In a surprising development for most people, a court in Australia has decided to side with the risk of global warming and green house gas emissions , in rejecting an appeal for an open cut coal mine in the region. For Australia, the biggest coal exporter in the world, it might signal a new front for the government as it struggles to balance its need for revenues versus the damage its exports cause.
The New South Wales Land and Environment Court was hearing an appeal by Gloucester Resources, a mining firm which was appealing against a state government decision to disallow mining in the town of Gloucester in the Hunter Valley. The earlier decision had also been taken under pressure from local residents as well as environmentalists.
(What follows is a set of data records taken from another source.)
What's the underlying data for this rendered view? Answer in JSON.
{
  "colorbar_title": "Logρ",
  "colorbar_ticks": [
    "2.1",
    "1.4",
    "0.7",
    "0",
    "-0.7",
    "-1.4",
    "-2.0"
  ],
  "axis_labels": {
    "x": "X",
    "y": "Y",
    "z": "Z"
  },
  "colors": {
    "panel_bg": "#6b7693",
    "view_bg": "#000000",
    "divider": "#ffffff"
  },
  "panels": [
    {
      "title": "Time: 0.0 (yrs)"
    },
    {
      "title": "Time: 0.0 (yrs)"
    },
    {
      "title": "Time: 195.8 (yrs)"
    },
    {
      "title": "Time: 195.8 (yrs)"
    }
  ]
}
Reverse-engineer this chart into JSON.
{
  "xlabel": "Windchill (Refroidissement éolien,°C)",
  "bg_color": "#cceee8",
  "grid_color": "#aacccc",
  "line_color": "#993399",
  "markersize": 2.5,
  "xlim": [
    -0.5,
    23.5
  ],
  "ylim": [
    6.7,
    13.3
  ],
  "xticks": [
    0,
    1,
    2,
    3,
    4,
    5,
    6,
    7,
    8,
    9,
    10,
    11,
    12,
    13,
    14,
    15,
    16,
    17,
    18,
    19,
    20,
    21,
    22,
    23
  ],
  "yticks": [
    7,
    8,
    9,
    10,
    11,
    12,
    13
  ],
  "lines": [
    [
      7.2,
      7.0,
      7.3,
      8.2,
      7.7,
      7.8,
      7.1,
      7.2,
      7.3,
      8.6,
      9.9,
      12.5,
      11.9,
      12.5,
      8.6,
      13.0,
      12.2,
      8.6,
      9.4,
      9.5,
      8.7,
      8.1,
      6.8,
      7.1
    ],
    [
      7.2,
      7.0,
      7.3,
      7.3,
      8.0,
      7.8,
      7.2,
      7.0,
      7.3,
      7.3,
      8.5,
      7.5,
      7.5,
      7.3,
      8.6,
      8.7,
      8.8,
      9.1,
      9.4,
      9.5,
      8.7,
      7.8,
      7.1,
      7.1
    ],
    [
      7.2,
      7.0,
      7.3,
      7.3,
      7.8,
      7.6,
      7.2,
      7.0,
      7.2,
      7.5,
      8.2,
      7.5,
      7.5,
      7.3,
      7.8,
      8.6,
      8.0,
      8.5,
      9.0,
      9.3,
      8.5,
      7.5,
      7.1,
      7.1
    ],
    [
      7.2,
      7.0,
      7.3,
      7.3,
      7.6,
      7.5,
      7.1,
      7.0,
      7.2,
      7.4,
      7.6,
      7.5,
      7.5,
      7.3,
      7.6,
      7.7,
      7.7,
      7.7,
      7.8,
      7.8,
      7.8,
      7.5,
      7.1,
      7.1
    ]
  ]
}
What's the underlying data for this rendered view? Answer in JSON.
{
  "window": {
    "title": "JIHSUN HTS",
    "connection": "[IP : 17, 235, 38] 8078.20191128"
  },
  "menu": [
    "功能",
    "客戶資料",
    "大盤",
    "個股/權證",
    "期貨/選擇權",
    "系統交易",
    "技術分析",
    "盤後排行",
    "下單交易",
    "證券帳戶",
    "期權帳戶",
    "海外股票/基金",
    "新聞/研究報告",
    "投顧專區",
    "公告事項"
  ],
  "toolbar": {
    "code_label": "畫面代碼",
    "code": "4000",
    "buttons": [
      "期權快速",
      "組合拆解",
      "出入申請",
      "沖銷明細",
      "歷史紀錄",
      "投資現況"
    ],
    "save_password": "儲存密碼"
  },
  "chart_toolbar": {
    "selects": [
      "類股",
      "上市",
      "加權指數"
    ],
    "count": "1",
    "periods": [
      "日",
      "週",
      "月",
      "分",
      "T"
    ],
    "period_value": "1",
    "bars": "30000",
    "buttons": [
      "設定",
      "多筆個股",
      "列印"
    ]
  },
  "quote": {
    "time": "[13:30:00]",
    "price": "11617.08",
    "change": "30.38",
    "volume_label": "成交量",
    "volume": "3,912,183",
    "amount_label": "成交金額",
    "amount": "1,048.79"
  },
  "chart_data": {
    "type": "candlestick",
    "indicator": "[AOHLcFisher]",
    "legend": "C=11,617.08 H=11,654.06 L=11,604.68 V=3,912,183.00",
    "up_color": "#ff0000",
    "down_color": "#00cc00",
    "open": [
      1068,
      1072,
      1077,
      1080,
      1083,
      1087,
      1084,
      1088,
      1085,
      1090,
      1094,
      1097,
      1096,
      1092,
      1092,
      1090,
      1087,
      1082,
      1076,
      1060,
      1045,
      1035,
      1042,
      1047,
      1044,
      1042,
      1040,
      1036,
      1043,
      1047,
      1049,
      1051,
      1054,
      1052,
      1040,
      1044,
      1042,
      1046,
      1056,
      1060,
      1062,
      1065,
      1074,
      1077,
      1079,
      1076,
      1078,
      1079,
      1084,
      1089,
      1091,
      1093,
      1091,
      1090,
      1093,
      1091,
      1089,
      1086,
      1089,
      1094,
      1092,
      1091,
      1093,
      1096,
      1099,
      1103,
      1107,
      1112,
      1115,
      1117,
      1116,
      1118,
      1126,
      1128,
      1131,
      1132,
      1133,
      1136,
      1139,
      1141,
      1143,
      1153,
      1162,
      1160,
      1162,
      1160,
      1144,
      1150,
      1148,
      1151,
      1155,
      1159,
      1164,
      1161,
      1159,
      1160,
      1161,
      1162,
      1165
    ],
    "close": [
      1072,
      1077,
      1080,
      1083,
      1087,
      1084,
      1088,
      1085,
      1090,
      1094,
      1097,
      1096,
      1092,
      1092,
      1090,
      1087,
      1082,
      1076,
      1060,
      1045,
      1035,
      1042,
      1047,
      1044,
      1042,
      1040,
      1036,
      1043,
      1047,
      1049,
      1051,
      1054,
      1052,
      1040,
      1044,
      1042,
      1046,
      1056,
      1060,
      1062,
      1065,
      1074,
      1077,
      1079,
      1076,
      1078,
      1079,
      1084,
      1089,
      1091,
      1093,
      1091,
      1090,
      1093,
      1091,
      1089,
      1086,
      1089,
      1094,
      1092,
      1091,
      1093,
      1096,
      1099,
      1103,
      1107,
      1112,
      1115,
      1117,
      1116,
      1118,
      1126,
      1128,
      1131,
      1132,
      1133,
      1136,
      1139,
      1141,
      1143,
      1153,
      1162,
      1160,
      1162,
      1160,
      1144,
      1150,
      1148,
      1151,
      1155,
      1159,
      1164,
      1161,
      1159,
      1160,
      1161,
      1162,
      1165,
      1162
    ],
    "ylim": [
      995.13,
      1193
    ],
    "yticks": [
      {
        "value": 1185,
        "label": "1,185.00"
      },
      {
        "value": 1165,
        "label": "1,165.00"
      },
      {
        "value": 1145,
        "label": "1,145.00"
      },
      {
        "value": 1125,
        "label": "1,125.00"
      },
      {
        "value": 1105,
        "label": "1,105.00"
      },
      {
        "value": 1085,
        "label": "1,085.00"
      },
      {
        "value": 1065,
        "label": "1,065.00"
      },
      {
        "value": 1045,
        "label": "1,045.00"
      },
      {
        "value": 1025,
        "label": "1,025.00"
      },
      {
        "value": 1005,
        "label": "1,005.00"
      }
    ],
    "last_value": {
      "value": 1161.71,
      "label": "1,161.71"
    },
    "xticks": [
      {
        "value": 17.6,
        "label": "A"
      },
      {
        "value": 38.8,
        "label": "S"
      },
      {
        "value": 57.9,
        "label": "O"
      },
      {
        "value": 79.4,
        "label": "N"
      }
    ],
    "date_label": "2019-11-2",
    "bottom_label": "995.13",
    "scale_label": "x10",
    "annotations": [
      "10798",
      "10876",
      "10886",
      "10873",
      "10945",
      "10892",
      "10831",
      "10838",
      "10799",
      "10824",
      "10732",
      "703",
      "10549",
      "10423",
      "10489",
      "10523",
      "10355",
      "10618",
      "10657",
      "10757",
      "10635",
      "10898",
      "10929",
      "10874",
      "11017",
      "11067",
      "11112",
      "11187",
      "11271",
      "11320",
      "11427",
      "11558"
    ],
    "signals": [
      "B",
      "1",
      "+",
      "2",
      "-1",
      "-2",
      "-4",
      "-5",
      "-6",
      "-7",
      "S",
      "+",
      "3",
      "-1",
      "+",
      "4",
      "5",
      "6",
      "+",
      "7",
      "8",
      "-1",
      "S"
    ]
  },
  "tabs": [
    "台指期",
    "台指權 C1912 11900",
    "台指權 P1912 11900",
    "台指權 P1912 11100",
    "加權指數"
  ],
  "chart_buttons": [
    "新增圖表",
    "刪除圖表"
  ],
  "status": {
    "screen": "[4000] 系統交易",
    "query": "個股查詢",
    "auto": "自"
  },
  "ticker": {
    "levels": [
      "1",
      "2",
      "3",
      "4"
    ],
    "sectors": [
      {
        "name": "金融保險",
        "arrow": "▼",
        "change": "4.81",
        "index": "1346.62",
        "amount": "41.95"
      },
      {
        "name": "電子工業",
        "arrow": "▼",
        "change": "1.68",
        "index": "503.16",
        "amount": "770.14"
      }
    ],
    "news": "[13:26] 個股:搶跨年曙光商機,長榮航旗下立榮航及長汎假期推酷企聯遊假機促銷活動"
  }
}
While this is the first time a new coal mine has been rejected in Australia, the decision has looked increasingly likely over the past two years, as courts and judges seemed to grow increasingly frustrated with government explanations to allow mining in the faceof increasing evidence of the damage it was causing. In his ruling, chief judge Brian Preston said the project should be refused because “the greenhouse-gas emissions (GHGs) of the coal mine and its product will increase global total concentrations of GHGs at a time when what is now urgently needed, in order to meet generally agreed climate targets, is a rapid and deep decrease in GHG emissions.”
One wonders how much the judge was influenced by the Australian weather recently. The country has been battling drought in large parts of the continent for the past decade, and in January this year, it endured the hottest summer month on record. Other extreme weather events have caused major destruction in large parts of the country — fires have burned about 3% of Tasmania and northern Queensland has been inundated by rain, causing unprecedented flooding. Its a story being repeated in many other parts of the world, in frequency as well as the scale of these ‘aberrations’.
It remains to be seen how far, or quickly, the possible new ‘Australian way’ could impact other countries facing a similar predicament. For countries, much like the the appealing firm in the case, the issue is more about someone else doing it if they don’t. A race to the bottom if there ever was one.